ISPConfig 3 PHP Fatal Error after deb.sury.org PHP upgrade – IDS temp folder becomes read-only (syst

For anyone running into the same issue and scratching their heads:

Symptoms

After a PHP or system update (deb.sury.org packages), ISPConfig interface may fail with HTTP 500 errors.

Webserver error log shows:

Code:

PHP Fatal error: Uncaught InvalidArgumentException: Please make sure the folder '/usr/local/ispconfig/interface/lib/classes/IDS/../../../temp' is writable in Monitor.php

This resolves to:

Code:

/usr/local/ispconfig/interface/temp

Strace / logs indicate:

Code:

access("/usr/local/ispconfig/interface/lib/classes/IDS/../../../temp", W_OK) = -1 EROFS (Read-only file system)

Directory permissions appear correct:

Code:

drwxr-x--- ispconfig ispconfig /usr/local/ispconfig/interface/temp

Root cause

This is not a filesystem permission issue.

Recent deb.sury.org PHP-FPM packages enable stricter systemd sandboxing, typically:

• ProtectSystem=full

This makes parts of the filesystem read-only inside the PHP-FPM service context, including:

Code:

/usr/local/ispconfig/interface/temp

Even though it is writable on disk, systemd blocks write access at runtime.

Reproduction:

Code:

systemd-run --pty --property=ProtectSystem=full touch /usr/local/ispconfig/interface/temp/foo

Result:

Code:

Read-only file system

And proving that adding ReadWritePaths does work by running this successfully:

Code:

systemd-run --pty --property=ProtectSystem=full --property=ReadWritePaths=/usr/local/ispconfig/interface/temp touch /usr/local/ispconfig/interface/temp/foo

Fix

Add an explicit write exception for the ISPConfig temp directory.

Create or edit (systemctl edit php8.2-fpm):

Code:

/etc/systemd/system/php8.2-fpm.service.d/override.conf

Add:

Code:

[Service]
ReadWritePaths=/usr/local/ispconfig/interface/temp

Apply changes

Reload systemd and restart PHP-FPM (restart is required, not reload):

Code:

systemctl daemon-reload
systemctl restart php8.2-fpm

References

ProtectSystem documentation:
URL: https://linux-audit.com/systemd/settings/units/protectsystem/

Related ISPConfig discussion:
URL: https://forum.howtoforge.com/threads/ispconfig-error-500.93106/

 

thanks

 

@till have you noted this?
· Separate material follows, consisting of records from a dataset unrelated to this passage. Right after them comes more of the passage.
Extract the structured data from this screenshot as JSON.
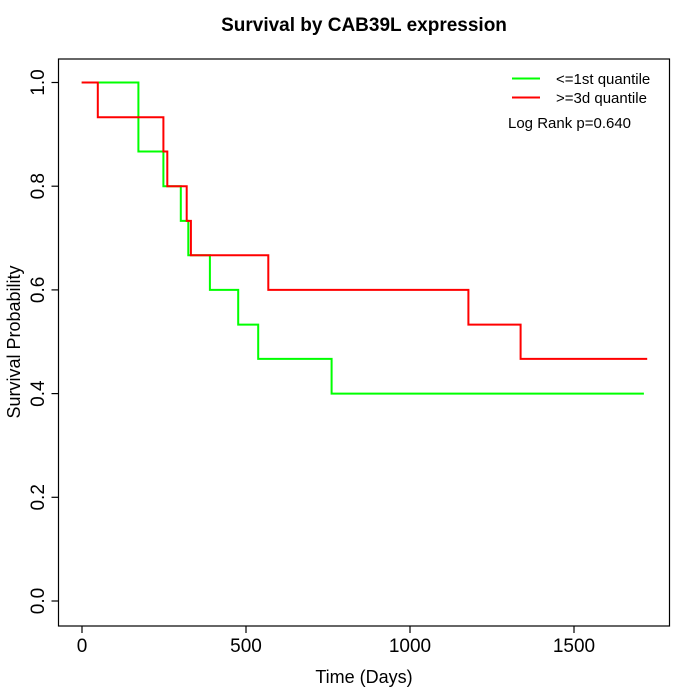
{
  "title": "Survival by CAB39L expression",
  "axes": {
    "xlabel": "Time (Days)",
    "ylabel": "Survival Probability",
    "x_tick_labels": [
      "0",
      "500",
      "1000",
      "1500"
    ],
    "y_tick_labels": [
      "0.0",
      "0.2",
      "0.4",
      "0.6",
      "0.8",
      "1.0"
    ]
  },
  "legend": {
    "items": [
      {
        "label": "<=1st quantile",
        "color": "#00ff00"
      },
      {
        "label": ">=3d quantile",
        "color": "#ff0000"
      }
    ],
    "stat_note": "Log Rank p=0.640"
  },
  "chart_data": {
    "type": "line",
    "variant": "kaplan-meier-step",
    "title": "Survival by CAB39L expression",
    "xlabel": "Time (Days)",
    "ylabel": "Survival Probability",
    "x_ticks": [
      0,
      500,
      1000,
      1500
    ],
    "y_ticks": [
      0.0,
      0.2,
      0.4,
      0.6,
      0.8,
      1.0
    ],
    "xlim": [
      -69,
      1792
    ],
    "ylim": [
      -0.04,
      1.04
    ],
    "grid": false,
    "legend_position": "top-right",
    "annotation": "Log Rank p=0.640",
    "series": [
      {
        "name": "<=1st quantile",
        "color": "#00ff00",
        "steps": [
          [
            0,
            1.0
          ],
          [
            173,
            0.867
          ],
          [
            249,
            0.8
          ],
          [
            302,
            0.733
          ],
          [
            325,
            0.667
          ],
          [
            391,
            0.6
          ],
          [
            477,
            0.533
          ],
          [
            538,
            0.467
          ],
          [
            762,
            0.4
          ],
          [
            1714,
            0.4
          ]
        ]
      },
      {
        "name": ">=3d quantile",
        "color": "#ff0000",
        "steps": [
          [
            0,
            1.0
          ],
          [
            49,
            0.933
          ],
          [
            249,
            0.867
          ],
          [
            261,
            0.8
          ],
          [
            320,
            0.733
          ],
          [
            333,
            0.667
          ],
          [
            569,
            0.6
          ],
          [
            1179,
            0.533
          ],
          [
            1338,
            0.467
          ],
          [
            1724,
            0.467
          ]
        ]
      }
    ]
  }
}
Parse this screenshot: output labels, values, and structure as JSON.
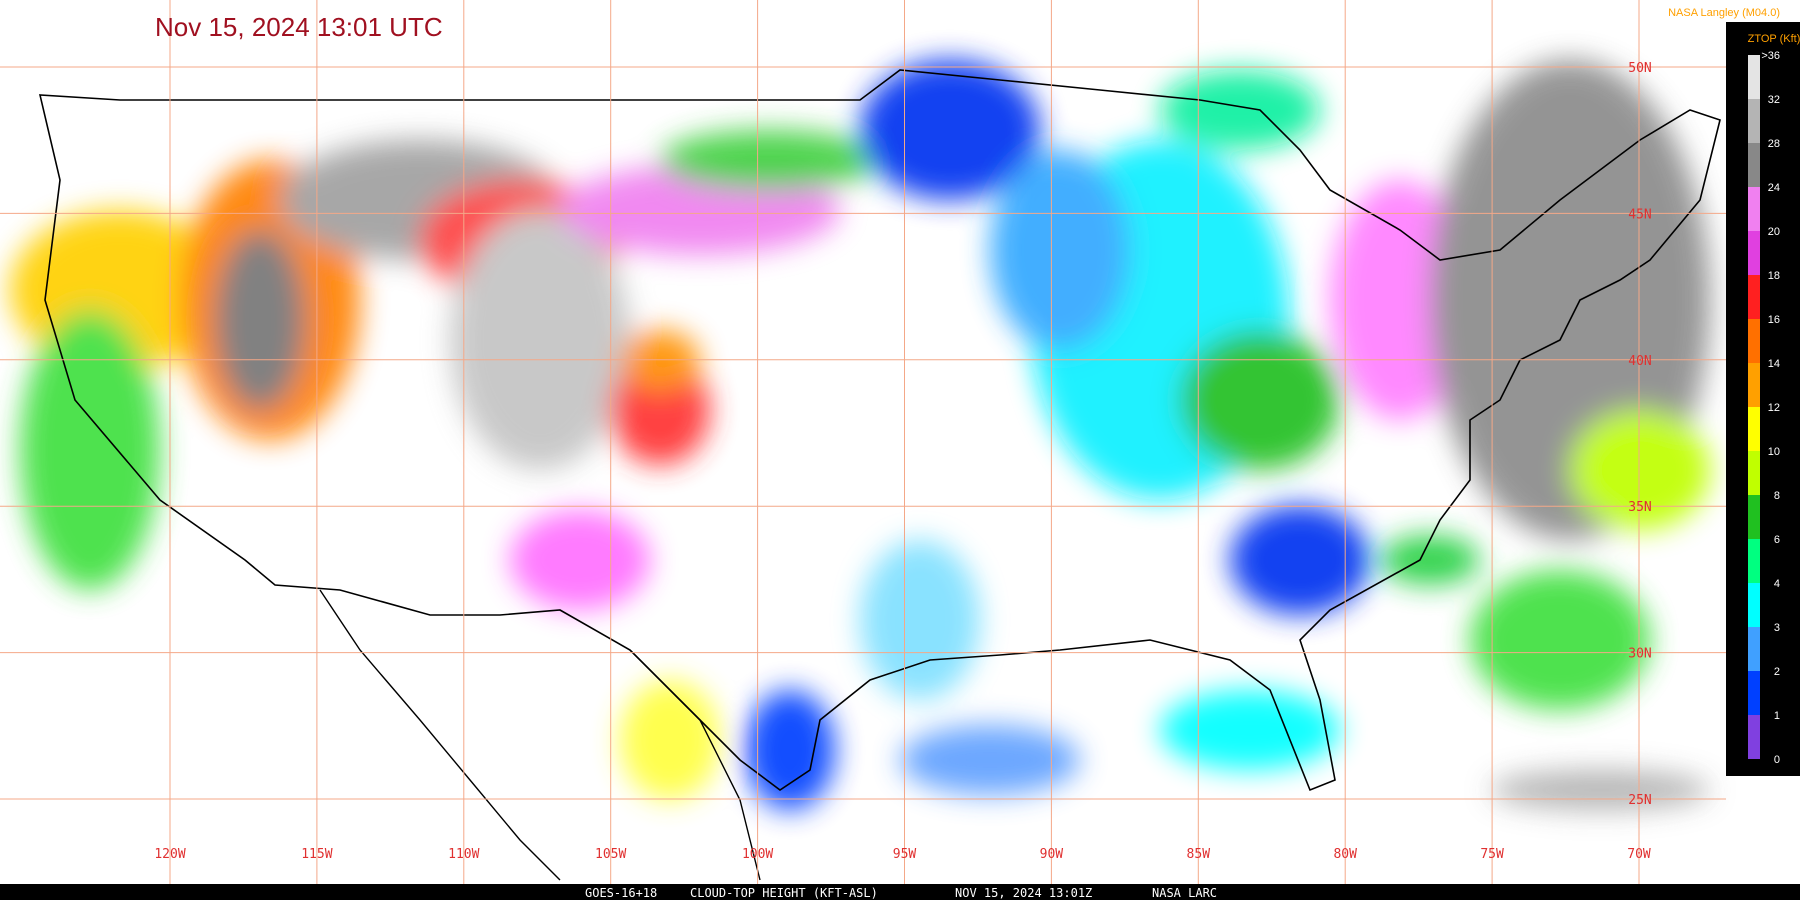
{
  "header": {
    "title": "Nov 15, 2024 13:01 UTC",
    "credit": "NASA Langley (M04.0)"
  },
  "legend": {
    "title": "ZTOP (Kft)",
    "labels": [
      ">36",
      "32",
      "28",
      "24",
      "20",
      "18",
      "16",
      "14",
      "12",
      "10",
      "8",
      "6",
      "4",
      "3",
      "2",
      "1",
      "0"
    ],
    "colors": [
      "#e4e4e4",
      "#b4b4b4",
      "#888888",
      "#f080f0",
      "#e040e0",
      "#ff2020",
      "#ff7000",
      "#ffa000",
      "#ffff00",
      "#c0ff00",
      "#20c020",
      "#00ff80",
      "#00ffff",
      "#40a0ff",
      "#0040ff",
      "#8040e0"
    ]
  },
  "grid": {
    "latitudes": [
      "50N",
      "45N",
      "40N",
      "35N",
      "30N",
      "25N"
    ],
    "longitudes": [
      "120W",
      "115W",
      "110W",
      "105W",
      "100W",
      "95W",
      "90W",
      "85W",
      "80W",
      "75W",
      "70W"
    ]
  },
  "footer": {
    "parts": [
      "GOES-16+18",
      "CLOUD-TOP HEIGHT (KFT-ASL)",
      "NOV 15, 2024 13:01Z",
      "NASA LARC"
    ]
  }
}
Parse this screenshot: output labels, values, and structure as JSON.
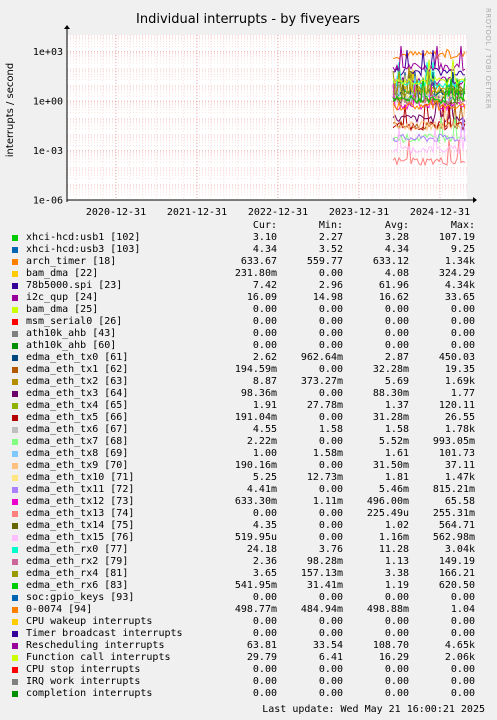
{
  "chart_data": {
    "type": "line",
    "title": "Individual interrupts - by fiveyears",
    "ylabel": "interrupts / second",
    "yscale": "log",
    "ylim": [
      1e-06,
      10000
    ],
    "ytick_labels": [
      "1e-06",
      "1e-03",
      "1e+00",
      "1e+03"
    ],
    "xtick_labels": [
      "2020-12-31",
      "2021-12-31",
      "2022-12-31",
      "2023-12-31",
      "2024-12-31"
    ],
    "watermark": "RRDTOOL / TOBI OETIKER",
    "columns": [
      "Cur:",
      "Min:",
      "Avg:",
      "Max:"
    ],
    "series": [
      {
        "name": "xhci-hcd:usb1 [102]",
        "color": "#00cc00",
        "cur": "3.10",
        "min": "2.27",
        "avg": "3.28",
        "max": "107.19"
      },
      {
        "name": "xhci-hcd:usb3 [103]",
        "color": "#0066b3",
        "cur": "4.34",
        "min": "3.52",
        "avg": "4.34",
        "max": "9.25"
      },
      {
        "name": "arch_timer [18]",
        "color": "#ff8000",
        "cur": "633.67",
        "min": "559.77",
        "avg": "633.12",
        "max": "1.34k"
      },
      {
        "name": "bam_dma [22]",
        "color": "#ffcc00",
        "cur": "231.80m",
        "min": "0.00",
        "avg": "4.08",
        "max": "324.29"
      },
      {
        "name": "78b5000.spi [23]",
        "color": "#330099",
        "cur": "7.42",
        "min": "2.96",
        "avg": "61.96",
        "max": "4.34k"
      },
      {
        "name": "i2c_qup [24]",
        "color": "#990099",
        "cur": "16.09",
        "min": "14.98",
        "avg": "16.62",
        "max": "33.65"
      },
      {
        "name": "bam_dma [25]",
        "color": "#ccff00",
        "cur": "0.00",
        "min": "0.00",
        "avg": "0.00",
        "max": "0.00"
      },
      {
        "name": "msm_serial0 [26]",
        "color": "#ff0000",
        "cur": "0.00",
        "min": "0.00",
        "avg": "0.00",
        "max": "0.00"
      },
      {
        "name": "ath10k_ahb [43]",
        "color": "#808080",
        "cur": "0.00",
        "min": "0.00",
        "avg": "0.00",
        "max": "0.00"
      },
      {
        "name": "ath10k_ahb [60]",
        "color": "#008f00",
        "cur": "0.00",
        "min": "0.00",
        "avg": "0.00",
        "max": "0.00"
      },
      {
        "name": "edma_eth_tx0 [61]",
        "color": "#00487d",
        "cur": "2.62",
        "min": "962.64m",
        "avg": "2.87",
        "max": "450.03"
      },
      {
        "name": "edma_eth_tx1 [62]",
        "color": "#b35a00",
        "cur": "194.59m",
        "min": "0.00",
        "avg": "32.28m",
        "max": "19.35"
      },
      {
        "name": "edma_eth_tx2 [63]",
        "color": "#b38f00",
        "cur": "8.87",
        "min": "373.27m",
        "avg": "5.69",
        "max": "1.69k"
      },
      {
        "name": "edma_eth_tx3 [64]",
        "color": "#6b006b",
        "cur": "98.36m",
        "min": "0.00",
        "avg": "88.30m",
        "max": "1.77"
      },
      {
        "name": "edma_eth_tx4 [65]",
        "color": "#8fb300",
        "cur": "1.91",
        "min": "27.78m",
        "avg": "1.37",
        "max": "120.11"
      },
      {
        "name": "edma_eth_tx5 [66]",
        "color": "#b30000",
        "cur": "191.04m",
        "min": "0.00",
        "avg": "31.28m",
        "max": "26.55"
      },
      {
        "name": "edma_eth_tx6 [67]",
        "color": "#bebebe",
        "cur": "4.55",
        "min": "1.58",
        "avg": "1.58",
        "max": "1.78k"
      },
      {
        "name": "edma_eth_tx7 [68]",
        "color": "#80ff80",
        "cur": "2.22m",
        "min": "0.00",
        "avg": "5.52m",
        "max": "993.05m"
      },
      {
        "name": "edma_eth_tx8 [69]",
        "color": "#80c9ff",
        "cur": "1.00",
        "min": "1.58m",
        "avg": "1.61",
        "max": "101.73"
      },
      {
        "name": "edma_eth_tx9 [70]",
        "color": "#ffc080",
        "cur": "190.16m",
        "min": "0.00",
        "avg": "31.50m",
        "max": "37.11"
      },
      {
        "name": "edma_eth_tx10 [71]",
        "color": "#ffe680",
        "cur": "5.25",
        "min": "12.73m",
        "avg": "1.81",
        "max": "1.47k"
      },
      {
        "name": "edma_eth_tx11 [72]",
        "color": "#aa80ff",
        "cur": "4.41m",
        "min": "0.00",
        "avg": "5.46m",
        "max": "815.21m"
      },
      {
        "name": "edma_eth_tx12 [73]",
        "color": "#ee00cc",
        "cur": "633.30m",
        "min": "1.11m",
        "avg": "496.00m",
        "max": "65.58"
      },
      {
        "name": "edma_eth_tx13 [74]",
        "color": "#ff8080",
        "cur": "0.00",
        "min": "0.00",
        "avg": "225.49u",
        "max": "255.31m"
      },
      {
        "name": "edma_eth_tx14 [75]",
        "color": "#666600",
        "cur": "4.35",
        "min": "0.00",
        "avg": "1.02",
        "max": "564.71"
      },
      {
        "name": "edma_eth_tx15 [76]",
        "color": "#ffbfff",
        "cur": "519.95u",
        "min": "0.00",
        "avg": "1.16m",
        "max": "562.98m"
      },
      {
        "name": "edma_eth_rx0 [77]",
        "color": "#00ffcc",
        "cur": "24.18",
        "min": "3.76",
        "avg": "11.28",
        "max": "3.04k"
      },
      {
        "name": "edma_eth_rx2 [79]",
        "color": "#cc6699",
        "cur": "2.36",
        "min": "98.28m",
        "avg": "1.13",
        "max": "149.19"
      },
      {
        "name": "edma_eth_rx4 [81]",
        "color": "#999900",
        "cur": "3.65",
        "min": "157.13m",
        "avg": "3.38",
        "max": "166.21"
      },
      {
        "name": "edma_eth_rx6 [83]",
        "color": "#00cc00",
        "cur": "541.95m",
        "min": "31.41m",
        "avg": "1.19",
        "max": "620.50"
      },
      {
        "name": "soc:gpio_keys [93]",
        "color": "#0066b3",
        "cur": "0.00",
        "min": "0.00",
        "avg": "0.00",
        "max": "0.00"
      },
      {
        "name": "0-0074 [94]",
        "color": "#ff8000",
        "cur": "498.77m",
        "min": "484.94m",
        "avg": "498.88m",
        "max": "1.04"
      },
      {
        "name": "CPU wakeup interrupts",
        "color": "#ffcc00",
        "cur": "0.00",
        "min": "0.00",
        "avg": "0.00",
        "max": "0.00"
      },
      {
        "name": "Timer broadcast interrupts",
        "color": "#330099",
        "cur": "0.00",
        "min": "0.00",
        "avg": "0.00",
        "max": "0.00"
      },
      {
        "name": "Rescheduling interrupts",
        "color": "#990099",
        "cur": "63.81",
        "min": "33.54",
        "avg": "108.70",
        "max": "4.65k"
      },
      {
        "name": "Function call interrupts",
        "color": "#ccff00",
        "cur": "29.79",
        "min": "6.41",
        "avg": "16.29",
        "max": "2.06k"
      },
      {
        "name": "CPU stop interrupts",
        "color": "#ff0000",
        "cur": "0.00",
        "min": "0.00",
        "avg": "0.00",
        "max": "0.00"
      },
      {
        "name": "IRQ work interrupts",
        "color": "#808080",
        "cur": "0.00",
        "min": "0.00",
        "avg": "0.00",
        "max": "0.00"
      },
      {
        "name": "completion interrupts",
        "color": "#008f00",
        "cur": "0.00",
        "min": "0.00",
        "avg": "0.00",
        "max": "0.00"
      }
    ]
  },
  "footer": {
    "last_update": "Last update: Wed May 21 16:00:21 2025"
  }
}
Other than the suggested, I also noted that in the other thread it was resolved by an ISPConfig, so will ISPConfig have something built in to accommodate or prevent this occurrence in the future?

 

Thank you for the fix and sharing it in detail. Helped me. I do appreciate fix much.

 

So, would a relatively safe alternative be to simply disable IDS for anon and user until there is a patch for latest Ispconfig3 that takes the new hardened fpm security settings into effect? Or do you recommend leaving the IDS alone and applying this fix, and if so, will this fix be "corrected" or taken into account when the Ispconfig3 patch is released with the next ispconfig version?